I have never been one for bucket lists. It seems as if my life has been made up of plenty of adventures here at home and around the world. If I were to make a list of travels it would include Egypt and the pyramids, China and the Great Wall and perhaps flying in a vintage bi-plane over the Pacific Ocean.

Pismo Beach, California remains a small beach town of the past on the Central Coast, where the 101 Freeway meets the Pacific Coast Highway south of San Luis Obispo. Twenty years ago, my husband and I bought a vacation home in Pismo Heights. The house, cantilevered over a cliff, giving us a great view of the canyons and the ocean, had been in foreclosure. It was a bit frightening when you looked down and realized none of the house was built on ground. This is where I had seen a yellow bi-plane for the first time as it circled the hills around our house, and sometimes did a flip and roll over the blue Pacific.

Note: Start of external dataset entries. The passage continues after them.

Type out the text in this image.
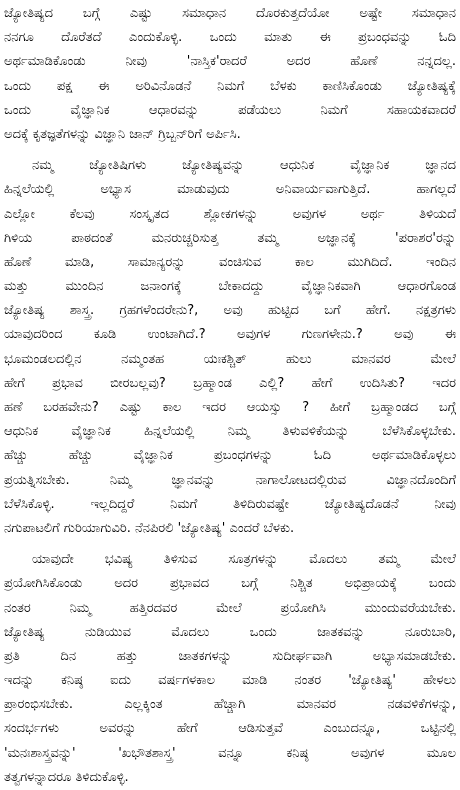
ಜ್ಯೋತಿಷ್ಯದ ಬಗ್ಗೆ ಎಷ್ಟು ಸಮಾಧಾನ ದೊರಕುತ್ತದೆಯೋ ಅಷ್ಟೇ ಸಮಾಧಾನ
ನನಗೂ ದೊರೆತದೆ ಎಂದುಕೊಳ್ಳಿ. ಒಂದು ಮಾತು ಈ ಪ್ರಬಂಧವನ್ನು ಓದಿ
ಅರ್ಥಮಾಡಿಕೊಂಡು ನೀವು 'ನಾಸ್ತಿಕ'ರಾದರೆ ಅದರ ಹೊಣೆ ನನ್ನದಲ್ಲ.
ಒಂದು ಪಕ್ಷ ಈ ಅರಿವಿನೊಡನೆ ನಿಮಗೆ ಬೆಳಕು ಕಾಣಿಸಿಕೊಂಡು ಜ್ಯೋತಿಷ್ಯಕ್ಕೆ
ಒಂದು ವೈಜ್ಞಾನಿಕ ಆಧಾರವನ್ನು ಪಡೆಯಲು ನಿಮಗೆ ಸಹಾಯಕವಾದರೆ
ಅದಕ್ಕೆ ಕೃತಜ್ಞತೆಗಳನ್ನು ವಿಜ್ಞಾನಿ ಜಾನ್ ಗ್ರಿಬ್ಬನ್‌ರಿಗೆ ಅರ್ಪಿಸಿ.
ನಮ್ಮ ಜ್ಯೋತಿಷಿಗಳು ಜ್ಯೋತಿಷ್ಯವನ್ನು ಆಧುನಿಕ ವೈಜ್ಞಾನಿಕ ಜ್ಞಾನದ
ಹಿನ್ನಲೆಯಲ್ಲಿ ಅಭ್ಯಾಸ ಮಾಡುವುದು ಅನಿವಾರ್ಯವಾಗುತ್ತಿದೆ. ಹಾಗಲ್ಲದೆ
ಎಲ್ಲೋ ಕೆಲವು ಸಂಸ್ಕೃತದ ಶ್ಲೋಕಗಳನ್ನು ಅವುಗಳ ಅರ್ಥ ತಿಳಿಯದೆ
ಗಿಳಿಯ ಪಾಠದಂತೆ ಮನರುಚ್ಚರಿಸುತ್ತ ತಮ್ಮ ಅಜ್ಞಾನಕ್ಕೆ 'ಪರಾಶರ'ರನ್ನು
ಹೊಣೆ ಮಾಡಿ, ಸಾಮಾನ್ಯರನ್ನು ವಂಚಿಸುವ ಕಾಲ ಮುಗಿದಿದೆ. ಇಂದಿನ
ಮತ್ತು ಮುಂದಿನ ಜನಾಂಗಕ್ಕೆ ಬೇಕಾದದ್ದು ವೈಜ್ಞಾನಿಕವಾಗಿ ಆಧಾರಗೊಂಡ
ಜ್ಯೋತಿಷ್ಯ ಶಾಸ್ತ್ರ. ಗ್ರಹಗಳೆಂದರೇನು?, ಅವು ಹುಟ್ಟಿದ ಬಗೆ ಹೇಗೆ. ನಕ್ಷತ್ರಗಳು
ಯಾವುದರಿಂದ ಕೂಡಿ ಉಂಟಾಗಿದೆ.? ಅವುಗಳ ಗುಣಗಳೇನು.? ಅವು ಈ
ಭೂಮಂಡಲದಲ್ಲಿನ ನಮ್ಮಂತಹ ಯಃಕಶ್ಚಿತ್ ಹುಲು ಮಾನವರ ಮೇಲೆ
ಹೇಗೆ ಪ್ರಭಾವ ಬೀರಬಲ್ಲವು? ಬ್ರಹ್ಮಾಂಡ ಎಲ್ಲಿ? ಹೇಗೆ ಉದಿಸಿತು? ಇದರ
ಹಣೆ ಬರಹವೇನು? ಎಷ್ಟು ಕಾಲ ಇದರ ಆಯಸ್ಸು ? ಹೀಗೆ ಬ್ರಹ್ಮಾಂಡದ ಬಗ್ಗೆ
ಆಧುನಿಕ ವೈಜ್ಞಾನಿಕ ಹಿನ್ನಲೆಯಲ್ಲಿ ನಿಮ್ಮ ತಿಳುವಳಿಕೆಯನ್ನು ಬೆಳೆಸಿಕೊಳ್ಳಬೇಕು.
ಹೆಚ್ಚು ಹೆಚ್ಚು ವೈಜ್ಞಾನಿಕ ಪ್ರಬಂಧಗಳನ್ನು ಓದಿ ಅರ್ಥಮಾಡಿಕೊಳ್ಳಲು
ಪ್ರಯತ್ನಿಸಬೇಕು. ನಿಮ್ಮ ಜ್ಞಾನವನ್ನು ನಾಗಾಲೋಟದಲ್ಲಿರುವ ವಿಜ್ಞಾನದೊಂದಿಗೆ
ಬೆಳೆಸಿಕೊಳ್ಳಿ. ಇಲ್ಲದಿದ್ದರೆ ನಿಮಗೆ ತಿಳಿದಿರುವಷ್ಟೇ ಜ್ಯೋತಿಷ್ಯದೊಡನೆ ನೀವು
ನಗುಪಾಟಲಿಗೆ ಗುರಿಯಾಗುವಿರಿ. ನೆನಪಿರಲಿ 'ಜ್ಯೋತಿಷ್ಯ' ಎಂದರೆ ಬೆಳಕು.
ಯಾವುದೇ ಭವಿಷ್ಯ ತಿಳಿಸುವ ಸೂತ್ರಗಳನ್ನು ಮೊದಲು ತಮ್ಮ ಮೇಲೆ
ಪ್ರಯೋಗಿಸಿಕೊಂಡು ಅದರ ಪ್ರಭಾವದ ಬಗ್ಗೆ ನಿಶ್ಚಿತ ಅಭಿಪ್ರಾಯಕ್ಕೆ ಬಂದು
ನಂತರ ನಿಮ್ಮ ಹತ್ತಿರದವರ ಮೇಲೆ ಪ್ರಯೋಗಿಸಿ ಮುಂದುವರೆಯಬೇಕು.
ಜ್ಯೋತಿಷ್ಯ ನುಡಿಯುವ ಮೊದಲು ಒಂದು ಜಾತಕವನ್ನು ನೂರುಬಾರಿ,
ಪ್ರತಿ ದಿನ ಹತ್ತು ಜಾತಕಗಳನ್ನು ಸುದೀರ್ಘವಾಗಿ ಅಭ್ಯಾಸಮಾಡಬೇಕು.
ಇದನ್ನು ಕನಿಷ್ಠ ಐದು ವರ್ಷಗಳಕಾಲ ಮಾಡಿ ನಂತರ 'ಜ್ಯೋತಿಷ್ಯ' ಹೇಳಲು
ಪ್ರಾರಂಭಿಸಬೇಕು. ಎಲ್ಲಕ್ಕಿಂತ ಹೆಚ್ಚಾಗಿ ಮಾನವರ ನಡವಳಿಕೆಗಳನ್ನು,
ಸಂದರ್ಭಗಳು ಅವರನ್ನು ಹೇಗೆ ಆಡಿಸುತ್ತವೆ ಎಂಬುದನ್ನೂ, ಒಟ್ಟಿನಲ್ಲಿ
'ಮನಃಶಾಸ್ತ್ರವನ್ನು' 'ಖಭೌತಶಾಸ್ತ್ರ' ವನ್ನೂ ಕನಿಷ್ಠ ಅವುಗಳ ಮೂಲ
ತತ್ವಗಳನ್ನಾದರೂ ತಿಳಿದುಕೊಳ್ಳಿ.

As time went on we sold the scary house on the cliff, buying and selling a few more fixer uppers, and  moved closer to the beach. Pismo has a great, wide beach that is perfect for running, dog walking, parasailing, and … taking a bi-plane ride. It was a spontaneous decision to go for it on a sunny Sunday afternoon. Googling biplane rides, I found the Banner Airways website that read:

“THE PIER AND DUNES TOUR, a fun scenic flight over the blue Pacific Ocean. Fly north to view Pismo Beach’s diamond-shaped pier, which extends 1,100 feet out into the ocean. Watch surfers ride the waves near the pier. A nice, fun, scenic flight for all ages, young or old. Rides starting at $225 first person, if two fly together add $125.  Let’s fly!  30 minutes with briefing and flight: minimum 15 minutes flight time.”

Another tour they offered was longer and more expensive, taking the passengers over the famous Oceano Dunes, where four-wheeling and car driving is still allowed. It was also the location for the filming of the movie "The Ten Commandments," directed by Cecil B. De Mille in 1923. Supposedly, De Mille just covered the entire set with sand after filming. It is believed that portions of the set still remain, buried under almost 100 years of cream-colored sand.

Since cost is always a factor, we chose the less expensive option and booked the flight. Banner Airways is run by J. R. Smith, a veteran pilot who seemed enthusiastic to take us for a ride. The plane is a 1943 yellow Boeing Super Stearman, which is the same one I had seen over 20 years ago. Boeing Stearmans were used during World War II as primary trainers for fighter and bomber pilots of all stages. Stearmans are fitted with R-985, 450 horsepower Pratt and Whitney Wasp engines. After the war they were typically used for air show performers who wing-walked; and aerobatics consisting of 5 maneuvers: lines (horizontal and vertical), loops, rolls, spins and hammerheads. Stearmans were also used extensively for farming as dusters and sprayers.

 Before heading to the open cockpit, Scott and I were each fitted with a leather jacket, helmet, goggles and a life jacket. We were instructed that flights over the Pacific Ocean require a hands-on life jacket (Mae West) briefing. Communication between us had to do with hand gestures like thumbs up or down, or if we were in trouble, a waving hand. We were told what to do if the pilot had to make an emergency landing on the beach or in the middle of the ocean, and in which direction to swim. Our only question was: Had he ever had a crash landing? His "Are you kidding?" response made us feel a little better, but as we sat side by side (more like squashed side by side), unable to hear anything but the Pratt & Whitney engine, I wondered, whose idea was this?!

The little yellow plane took off and headed for the Pismo Pier, flying right over our house. The pilot was directly behind us, navigating and describing over the radio the area that we know and love so well. As we climbed higher over the ocean, he asked if we would like to do a loop and roll, and both of us gave a big thumbs down in unison. Not this time, not this bucket list.